He also points out that history demonstrates that as governments increase their efforts to “command and control” their economies, the result is always weaker economies because bureaucrats know nothing about managing businesses much less entire economies.  


He observes that while money supply (e.g., M-2) has been soaring, the loan to deposit ratio at banks has been falling and the Velocity of Money has dropped. [When the Fed prints money and gives it to the banking sector which in turn stores it as “excess reserves,” that money sits at the Fed and is not out competing for goods and services. Similarly, corporations that raised money through stock sales or near zero interest loans are sitting on that money to the consternation of their bankers.]  Both of these factors retard rising prices.  He concludes that we are in a classic Debt Trap that will result in a shrinking economy not an over-heating one.  He argues that history proves there is no “Keynesian Multiplier.”  That is to say, Fed “pump-priming” is a failed long-term strategy that should by now be obvious to everyone.  


David Rosenberg agrees that rising prices will be transitory.  He thinks that as the supply of goods and services increases, demand will subside leading to falling prices.  He argues that the “consensus view” is growing inflation and he takes the contrarian side of that bet noting the majority is often wrong. Higher productivity typically follows a recession and that is an “inflation killer.”  As stimulus checks end and unemployment benefits return to former levels, more people will return to work reducing wage pressures and there will be less money in their pockets to drive up the price of goods.  Thus, the economy will cool.  

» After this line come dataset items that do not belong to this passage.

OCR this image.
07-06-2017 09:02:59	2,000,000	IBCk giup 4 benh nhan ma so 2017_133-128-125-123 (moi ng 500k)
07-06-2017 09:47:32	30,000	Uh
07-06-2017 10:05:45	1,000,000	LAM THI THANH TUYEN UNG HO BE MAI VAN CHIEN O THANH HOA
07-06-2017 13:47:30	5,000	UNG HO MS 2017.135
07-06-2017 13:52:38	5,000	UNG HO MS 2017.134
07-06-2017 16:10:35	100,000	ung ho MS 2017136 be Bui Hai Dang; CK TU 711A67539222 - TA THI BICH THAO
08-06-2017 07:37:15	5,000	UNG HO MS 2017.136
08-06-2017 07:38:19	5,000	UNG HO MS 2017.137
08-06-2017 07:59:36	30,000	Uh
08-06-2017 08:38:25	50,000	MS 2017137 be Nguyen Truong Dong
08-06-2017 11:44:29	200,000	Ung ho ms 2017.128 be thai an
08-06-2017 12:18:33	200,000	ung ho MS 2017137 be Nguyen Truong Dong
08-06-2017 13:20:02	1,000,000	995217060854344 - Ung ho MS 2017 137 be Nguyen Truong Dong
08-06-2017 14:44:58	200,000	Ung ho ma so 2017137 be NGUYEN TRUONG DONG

He asks, “with 80% of the economy now open, where will rapid growth come from?” While Q3 earnings are expected to be high, he thinks that Q4 earnings will not be 5% as predicted but more likely in the 0%-2% range. Demographics are also working against inflation. Shrinking populations are deflationary as fewer people need fewer goods and services, as do aging populations.  He agrees with Lacy that soaring debt to GDP ratios (US 130%) will act as a constraint on demand and the higher prices for goods and equities will revert to the mean (causing lower corporate earnings and falling stock prices that will shrink the money supply). 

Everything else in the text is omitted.